A ideia, apresentada originalmente durante a gestão do ex-governador Mário Covas, propõe uma taxa voluntária [segundo alegado] a ser incluída nas contas de água e luz, destinada aos contribuintes que queiram apoiar financeiramente a TV Cultura. Dessa forma, transfere-se para a população o custo de algo que deveria ser assumido pelo Estado.
A proposta “inovadora”, segundo o governador, será encaminhada à Procuradoria do Estado para que sua viabilidade jurídica seja avaliada. No entanto, de acordo com assessores, não há, por ora, indicativos de que será implementada.

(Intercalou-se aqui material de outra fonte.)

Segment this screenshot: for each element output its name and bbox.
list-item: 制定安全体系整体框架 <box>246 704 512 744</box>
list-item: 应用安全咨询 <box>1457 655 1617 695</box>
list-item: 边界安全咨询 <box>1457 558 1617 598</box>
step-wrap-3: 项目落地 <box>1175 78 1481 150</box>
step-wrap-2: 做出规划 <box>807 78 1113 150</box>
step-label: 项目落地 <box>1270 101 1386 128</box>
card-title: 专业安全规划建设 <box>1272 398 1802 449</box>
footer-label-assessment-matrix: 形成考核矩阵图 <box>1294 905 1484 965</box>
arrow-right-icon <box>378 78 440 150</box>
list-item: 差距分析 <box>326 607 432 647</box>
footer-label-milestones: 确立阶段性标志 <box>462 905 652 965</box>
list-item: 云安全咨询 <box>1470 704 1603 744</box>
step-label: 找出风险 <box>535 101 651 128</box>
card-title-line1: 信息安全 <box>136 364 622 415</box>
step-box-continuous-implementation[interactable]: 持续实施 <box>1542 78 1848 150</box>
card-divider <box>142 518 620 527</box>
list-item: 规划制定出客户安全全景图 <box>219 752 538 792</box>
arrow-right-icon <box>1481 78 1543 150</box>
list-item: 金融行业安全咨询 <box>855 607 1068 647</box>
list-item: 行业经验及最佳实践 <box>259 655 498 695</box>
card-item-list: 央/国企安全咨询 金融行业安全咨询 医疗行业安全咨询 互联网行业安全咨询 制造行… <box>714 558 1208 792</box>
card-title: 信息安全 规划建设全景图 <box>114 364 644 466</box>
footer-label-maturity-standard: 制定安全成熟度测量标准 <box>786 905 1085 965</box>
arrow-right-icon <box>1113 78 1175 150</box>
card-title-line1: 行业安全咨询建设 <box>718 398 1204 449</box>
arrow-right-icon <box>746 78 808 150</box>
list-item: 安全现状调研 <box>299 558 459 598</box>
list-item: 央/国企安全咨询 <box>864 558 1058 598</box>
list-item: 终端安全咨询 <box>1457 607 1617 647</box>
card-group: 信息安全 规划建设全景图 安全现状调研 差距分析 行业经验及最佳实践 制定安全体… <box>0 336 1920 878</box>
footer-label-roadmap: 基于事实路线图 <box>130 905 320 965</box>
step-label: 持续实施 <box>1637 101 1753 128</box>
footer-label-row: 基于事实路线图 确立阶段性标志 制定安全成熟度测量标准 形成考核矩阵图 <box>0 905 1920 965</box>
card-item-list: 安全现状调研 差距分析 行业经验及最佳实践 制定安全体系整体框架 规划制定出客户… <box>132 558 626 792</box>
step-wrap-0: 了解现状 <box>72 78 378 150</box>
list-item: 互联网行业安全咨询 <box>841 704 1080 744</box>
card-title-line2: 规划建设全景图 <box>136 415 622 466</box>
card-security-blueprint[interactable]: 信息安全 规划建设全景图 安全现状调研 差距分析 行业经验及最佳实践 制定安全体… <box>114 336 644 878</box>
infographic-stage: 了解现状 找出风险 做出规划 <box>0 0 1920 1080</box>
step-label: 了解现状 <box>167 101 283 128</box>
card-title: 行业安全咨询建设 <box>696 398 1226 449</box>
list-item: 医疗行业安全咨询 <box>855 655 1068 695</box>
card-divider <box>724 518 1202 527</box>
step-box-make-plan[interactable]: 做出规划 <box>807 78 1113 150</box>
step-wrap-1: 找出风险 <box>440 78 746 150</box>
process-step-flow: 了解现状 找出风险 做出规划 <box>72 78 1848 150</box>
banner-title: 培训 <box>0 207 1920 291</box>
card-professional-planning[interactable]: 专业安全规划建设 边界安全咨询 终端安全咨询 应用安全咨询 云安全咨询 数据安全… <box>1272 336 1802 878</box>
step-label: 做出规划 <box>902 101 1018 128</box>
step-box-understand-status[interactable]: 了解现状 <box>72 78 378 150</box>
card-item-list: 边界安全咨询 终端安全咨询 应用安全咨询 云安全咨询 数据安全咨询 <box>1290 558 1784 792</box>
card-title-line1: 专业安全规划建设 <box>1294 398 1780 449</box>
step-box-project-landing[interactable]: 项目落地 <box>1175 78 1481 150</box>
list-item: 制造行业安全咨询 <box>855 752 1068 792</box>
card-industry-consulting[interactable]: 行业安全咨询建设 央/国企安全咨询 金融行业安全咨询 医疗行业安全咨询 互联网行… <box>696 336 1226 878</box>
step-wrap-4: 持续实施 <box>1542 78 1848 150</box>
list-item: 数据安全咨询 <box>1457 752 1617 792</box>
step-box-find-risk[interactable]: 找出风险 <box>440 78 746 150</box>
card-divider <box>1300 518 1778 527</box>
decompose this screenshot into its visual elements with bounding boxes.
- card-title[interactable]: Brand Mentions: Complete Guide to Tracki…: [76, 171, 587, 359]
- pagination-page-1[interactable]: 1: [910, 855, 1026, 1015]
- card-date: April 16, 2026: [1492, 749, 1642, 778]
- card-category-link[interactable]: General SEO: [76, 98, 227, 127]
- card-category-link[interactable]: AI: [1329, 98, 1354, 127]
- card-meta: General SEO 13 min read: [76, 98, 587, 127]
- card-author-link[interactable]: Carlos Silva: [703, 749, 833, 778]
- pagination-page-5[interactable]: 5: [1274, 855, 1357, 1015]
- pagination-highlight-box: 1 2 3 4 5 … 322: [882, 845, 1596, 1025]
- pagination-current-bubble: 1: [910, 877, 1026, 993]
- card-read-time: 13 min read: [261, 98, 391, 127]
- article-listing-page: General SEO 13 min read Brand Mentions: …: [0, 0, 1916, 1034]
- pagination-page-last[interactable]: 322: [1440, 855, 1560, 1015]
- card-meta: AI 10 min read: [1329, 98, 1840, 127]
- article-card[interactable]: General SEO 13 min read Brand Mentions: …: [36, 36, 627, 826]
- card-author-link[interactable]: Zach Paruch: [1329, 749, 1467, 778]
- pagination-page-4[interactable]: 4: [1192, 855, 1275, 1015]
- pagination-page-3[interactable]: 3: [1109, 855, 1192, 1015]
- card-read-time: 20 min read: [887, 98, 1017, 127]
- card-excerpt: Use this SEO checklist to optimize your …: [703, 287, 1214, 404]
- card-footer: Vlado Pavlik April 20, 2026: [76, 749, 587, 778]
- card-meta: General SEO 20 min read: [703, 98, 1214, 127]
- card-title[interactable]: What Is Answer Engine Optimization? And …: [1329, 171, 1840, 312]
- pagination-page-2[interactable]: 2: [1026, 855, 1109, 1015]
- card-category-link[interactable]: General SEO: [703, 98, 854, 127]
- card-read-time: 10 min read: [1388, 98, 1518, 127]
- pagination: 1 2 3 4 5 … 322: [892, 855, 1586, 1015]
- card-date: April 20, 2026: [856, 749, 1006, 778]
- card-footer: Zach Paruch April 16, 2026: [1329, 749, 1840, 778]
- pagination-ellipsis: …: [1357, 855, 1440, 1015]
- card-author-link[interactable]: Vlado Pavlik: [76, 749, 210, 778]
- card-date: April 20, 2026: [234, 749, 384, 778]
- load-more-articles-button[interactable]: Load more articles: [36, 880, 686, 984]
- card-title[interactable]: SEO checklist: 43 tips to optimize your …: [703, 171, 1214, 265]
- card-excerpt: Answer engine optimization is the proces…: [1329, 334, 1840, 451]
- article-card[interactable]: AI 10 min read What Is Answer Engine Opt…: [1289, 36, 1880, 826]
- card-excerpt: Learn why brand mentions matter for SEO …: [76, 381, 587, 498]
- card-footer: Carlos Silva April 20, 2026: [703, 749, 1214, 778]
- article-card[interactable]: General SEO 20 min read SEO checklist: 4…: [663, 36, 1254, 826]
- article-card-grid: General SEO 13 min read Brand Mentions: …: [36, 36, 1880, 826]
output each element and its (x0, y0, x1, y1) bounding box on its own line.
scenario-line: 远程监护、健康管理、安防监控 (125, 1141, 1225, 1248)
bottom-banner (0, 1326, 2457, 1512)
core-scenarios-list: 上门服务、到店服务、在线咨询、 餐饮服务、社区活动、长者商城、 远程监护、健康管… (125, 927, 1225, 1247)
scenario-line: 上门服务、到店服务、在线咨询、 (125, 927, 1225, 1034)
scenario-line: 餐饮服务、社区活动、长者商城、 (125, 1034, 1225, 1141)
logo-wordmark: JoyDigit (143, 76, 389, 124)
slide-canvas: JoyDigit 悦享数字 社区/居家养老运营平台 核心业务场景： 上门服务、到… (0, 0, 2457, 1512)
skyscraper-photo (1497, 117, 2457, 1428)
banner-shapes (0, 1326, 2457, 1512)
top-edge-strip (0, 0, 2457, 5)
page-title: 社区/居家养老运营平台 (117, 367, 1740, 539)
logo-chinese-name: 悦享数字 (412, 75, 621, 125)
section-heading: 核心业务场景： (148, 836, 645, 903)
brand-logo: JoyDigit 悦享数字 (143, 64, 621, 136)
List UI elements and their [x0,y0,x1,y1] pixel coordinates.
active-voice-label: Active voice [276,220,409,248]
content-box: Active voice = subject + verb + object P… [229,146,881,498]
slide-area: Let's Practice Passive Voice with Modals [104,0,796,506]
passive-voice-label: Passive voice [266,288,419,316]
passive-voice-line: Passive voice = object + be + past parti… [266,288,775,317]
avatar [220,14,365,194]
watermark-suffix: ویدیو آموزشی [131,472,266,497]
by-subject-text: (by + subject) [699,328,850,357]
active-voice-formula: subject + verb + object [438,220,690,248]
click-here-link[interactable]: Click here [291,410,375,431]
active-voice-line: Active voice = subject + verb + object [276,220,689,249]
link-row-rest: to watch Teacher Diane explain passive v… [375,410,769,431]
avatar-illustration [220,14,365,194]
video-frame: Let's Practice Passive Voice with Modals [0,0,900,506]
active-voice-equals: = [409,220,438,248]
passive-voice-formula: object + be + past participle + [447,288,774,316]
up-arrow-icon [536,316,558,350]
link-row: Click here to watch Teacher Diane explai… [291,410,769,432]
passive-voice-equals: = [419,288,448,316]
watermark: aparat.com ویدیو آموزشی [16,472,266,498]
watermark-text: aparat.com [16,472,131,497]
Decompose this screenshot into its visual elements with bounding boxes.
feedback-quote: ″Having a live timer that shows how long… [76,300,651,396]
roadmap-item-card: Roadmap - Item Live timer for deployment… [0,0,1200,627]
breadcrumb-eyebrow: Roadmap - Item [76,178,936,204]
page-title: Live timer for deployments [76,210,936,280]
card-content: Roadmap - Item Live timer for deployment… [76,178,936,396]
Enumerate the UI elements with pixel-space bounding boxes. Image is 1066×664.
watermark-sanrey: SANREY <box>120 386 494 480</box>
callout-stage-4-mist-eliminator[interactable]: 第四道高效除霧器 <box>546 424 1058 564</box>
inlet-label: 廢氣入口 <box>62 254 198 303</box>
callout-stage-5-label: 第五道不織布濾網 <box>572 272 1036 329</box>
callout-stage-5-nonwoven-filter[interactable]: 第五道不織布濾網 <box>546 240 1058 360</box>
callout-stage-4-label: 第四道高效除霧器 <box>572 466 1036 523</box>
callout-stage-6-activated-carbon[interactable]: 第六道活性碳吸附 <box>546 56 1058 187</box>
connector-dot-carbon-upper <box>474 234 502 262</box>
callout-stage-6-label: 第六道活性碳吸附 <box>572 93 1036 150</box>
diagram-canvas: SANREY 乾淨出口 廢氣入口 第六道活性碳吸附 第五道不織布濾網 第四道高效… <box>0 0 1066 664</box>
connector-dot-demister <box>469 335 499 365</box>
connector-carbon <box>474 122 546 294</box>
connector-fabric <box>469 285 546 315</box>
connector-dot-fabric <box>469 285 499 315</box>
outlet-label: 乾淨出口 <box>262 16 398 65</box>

A crise na TV Cultura é antiga e tem se agravado no atual governo. Atualmente, metade do quadro de funcionários da fundação é financiada por recursos públicos, enquanto o restante é composto por Pessoas Jurídicas (PJs), ou seja, terceirizados, os quais têm seus salários pagos com recursos privados. Isso é possível em razão de ser a Fundação Padre Anchieta uma entidade pública de direito privado.
PIORA NAS CONDIÇÕES DE TRABALHO
Enquanto recebe repasses do governo estadual, a organização também usufrui da prerrogativa de obter receitas adicionais de outras fontes.
“Essa distorção [em relação aos salários e natureza dos contratos trabalhistas] já vem acontecendo há bastante tempo. Por outro lado, tem um problema grave que são os acordos coletivos que a gente tenta firmar com a Cultura e a direção da empresa barra, dizendo que tem que passar pelo Governo do Estado. Então, os trabalhadores estão, há 10 anos, com uma defasagem salarial muito grande”, aponta o sindicalista.
“A gente conquistou nos últimos tempos alguns reajustes, mas reajustes pontuais. Hoje você tem uma defasagem de quase 50% sobre os salários de jornalistas e um índice, até maior [nos] dos radialistas”, revela. “Isso porque o reajuste depende do governo estadual”, explica o dirigente sindical.
“Com a eleição do Tarcísio, desde 2023, a gente vê que houve uma piora nessas condições, o que ficou mais grave nesse ano. Ele contingenciou os recursos – ele continua pagando a folha salarial, claro, mas os outros recursos, para pagar água, pagar luz, etc., – foram contingenciados”.
Com a retenção de R$ 13 milhões, em setembro, a TV Cultura teve que demitir mais de 100 profissionais, boa parte deles PJs, repercutindo na grade de programação, com o fim o fim de alguns programas que vinham sendo exibidos.
“A gente fez uma mobilização importante que de alguma maneira pressionou o governo, que afirmou que iria destravar parte desses recursos. Então, de setembro para cá houve algum aporte desses recursos que foram contingenciados, mas agora, com essa fala do Tarcísio, fica clara a intenção de privatizar a TV Cultura”, avalia Thiago Tanji.
No encontro que tratou de aportes e a ideia de veiculação de publicidade pela emissora, Marton destacou a importância de equilibrar as necessidades de receita com a manutenção do caráter público da TV Cultura, indicando que é necessário “não chegar ao extremo de ter comerciais como a TV comum e também não achar que esse recurso não é importante em um momento em que a gente fala sobre eficiência”.